Although jelly, jam, marmalade, and chutney have similar ingredients and all involve some combination of fruit, sugar, and heat, they are most definitely not all the same thing. There are many differences between jelly, jam, chutney and marmalade – and today we will be discussing the differences and similarities between jam and jelly.
|Looser texture than jelly
|Has a set texture
|Contains bits of fruits
|Doesn’t contain bits of fruits
Fruit or vegetable juice is the primary ingredient used to make jelly. It has a clean appearance and a solid texture that keeps it firmly in place. The juice is extracted by softening crushed fruit or fruit pieces in water, then straining the peels and pulp from the liquid through a colander lined with cheesecloth or a jelly bag. This straining guarantees that the jelly produced is clear.

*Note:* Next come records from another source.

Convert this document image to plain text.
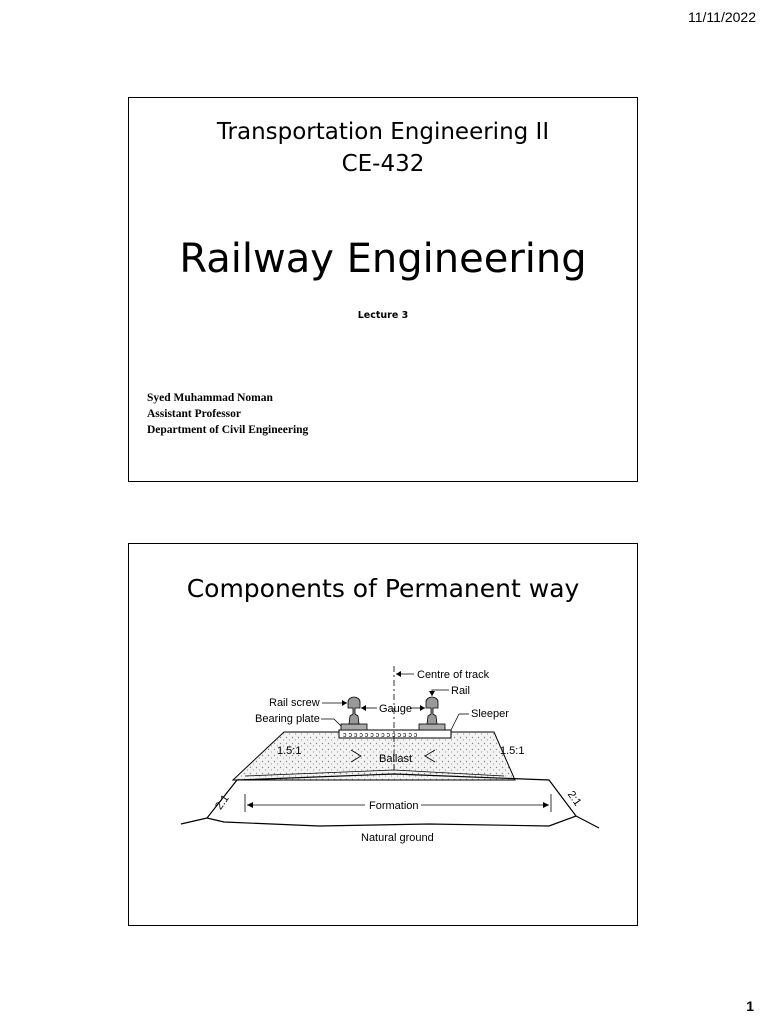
11/11/2022
Transportation Engineering II
CE-432
Railway Engineering
Lecture 3
Syed Muhammad Noman
Assistant Professor
Department of Civil Engineering
Components of Permanent way
ↄ ↄ ↄ ↄ ↄ ↄ ↄ ↄ ↄ ↄ ↄ ↄ ↄ ↄ
Centre of track
Rail
Rail screw	Gauge	Sleeper
Bearing plate
1.5:1	1.5:1
Ballast
2:1	2:1
Formation
Natural ground
1
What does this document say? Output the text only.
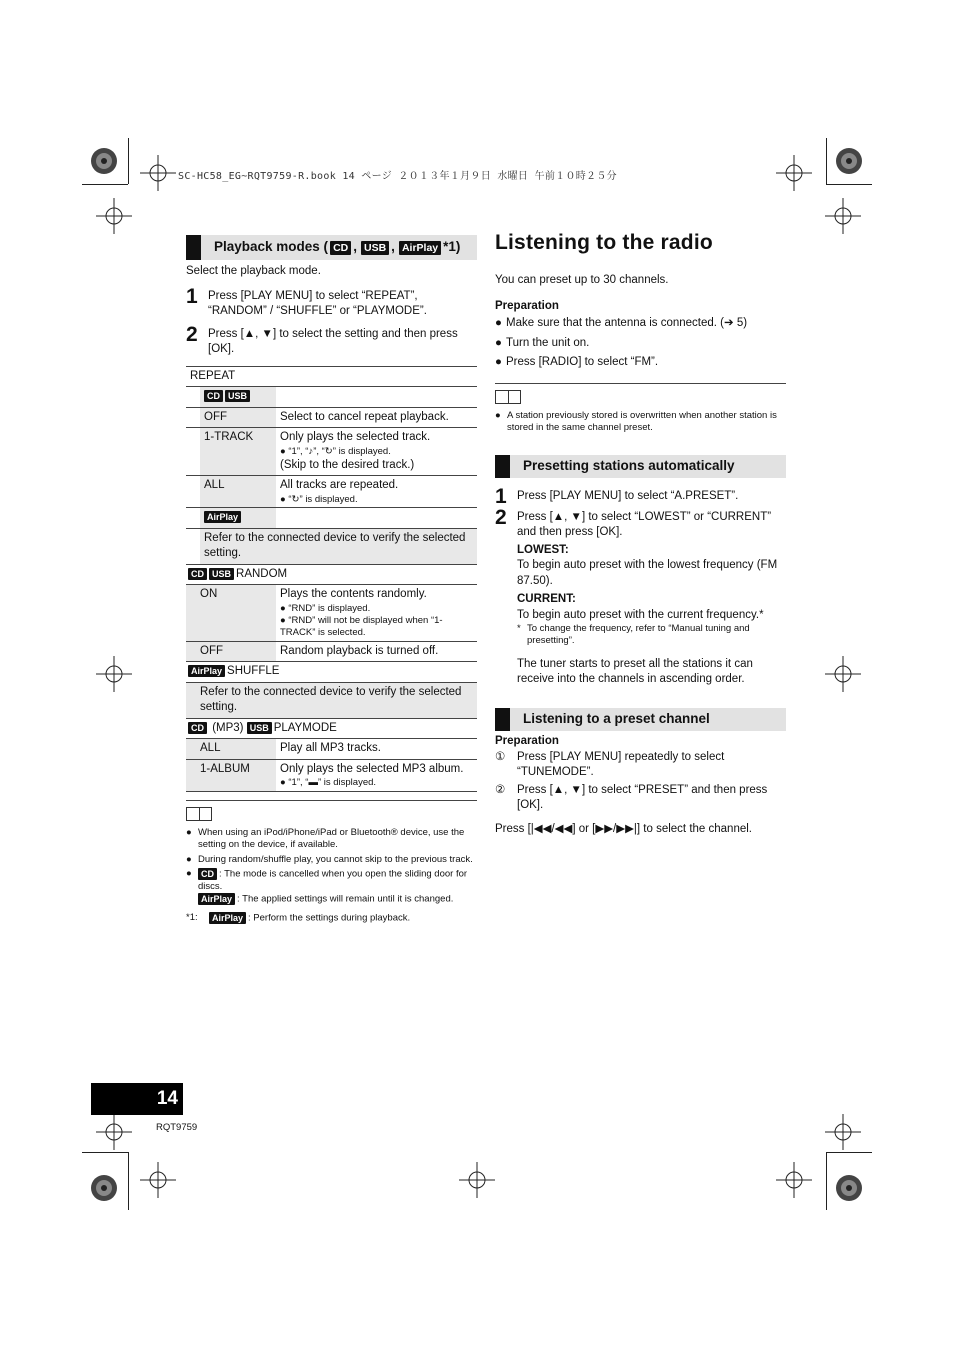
SC-HC58_EG~RQT9759-R.book 14 ページ ２０１３年１月９日 水曜日 午前１０時２５分
Playback modes ( CD , USB , AirPlay *1)

Select the playback mode.

1 Press [PLAY MENU] to select “REPEAT”, “RANDOM” / “SHUFFLE” or “PLAYMODE”.
2 Press [▲, ▼] to select the setting and then press [OK].
REPEAT		
	CD USB	
	OFF	Select to cancel repeat playback.
	1-TRACK	Only plays the selected track.
● “1”, “♪”, “↻” is displayed.
(Skip to the desired track.)

	ALL	All tracks are repeated.
● “↻” is displayed.

	AirPlay	
	Refer to the connected device to verify the selected setting.	
CD USB RANDOM		
ON		Plays the contents randomly.
● “RND” is displayed.
● “RND” will not be displayed when “1-TRACK” is selected.

OFF		Random playback is turned off.
AirPlay SHUFFLE		
Refer to the connected device to verify the selected setting.		
CD (MP3) USB PLAYMODE		
ALL		Play all MP3 tracks.
1-ALBUM		Only plays the selected MP3 album.
● “1”, “▬” is displayed.
● When using an iPod/iPhone/iPad or Bluetooth® device, use the setting on the device, if available.
● During random/shuffle play, you cannot skip to the previous track.
●	CD : The mode is cancelled when you open the sliding door for discs.
AirPlay : The applied settings will remain until it is changed.
*1:	AirPlay : Perform the settings during playback.
Listening to the radio

You can preset up to 30 channels.

Preparation

● Make sure that the antenna is connected. (➔ 5)
● Turn the unit on.
● Press [RADIO] to select “FM”.
● A station previously stored is overwritten when another station is stored in the same channel preset.
Presetting stations automatically
1 Press [PLAY MENU] to select “A.PRESET”.
2 Press [▲, ▼] to select “LOWEST” or “CURRENT” and then press [OK].
LOWEST:
To begin auto preset with the lowest frequency (FM 87.50).
CURRENT:
To begin auto preset with the current frequency.*
* To change the frequency, refer to “Manual tuning and presetting”.
The tuner starts to preset all the stations it can receive into the channels in ascending order.
Listening to a preset channel

Preparation

①	Press [PLAY MENU] repeatedly to select “TUNEMODE”.
②	Press [▲, ▼] to select “PRESET” and then press [OK].

Press [|◀◀/◀◀] or [▶▶/▶▶|] to select the channel.

14
RQT9759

Jam is a thicker spread produced from crushed or mashed fruit that keeps its shape but is less solid than jelly. Jam, unlike jelly, is not transparent and may contain fruit bits or particles. However, fruit stems and pits are removed during production.
Jam VS Jelly
Although Jams and jellies are sweet, sticky, and delicious, food spreads made with similar ingredients: fruit, sugar, water, pectin, and acid — usually from lemon juice; they differ in texture, appearance, the proportions of their shared ingredients, and how they utilize or include fruit. Jams contain particles of their component fruit, while jellies have a clear transparent texture and are smooth. It has a looser, more spoonable texture than jelly, with things like seeds or skin occasionally showing up (think of strawberry or blueberry jam, for example).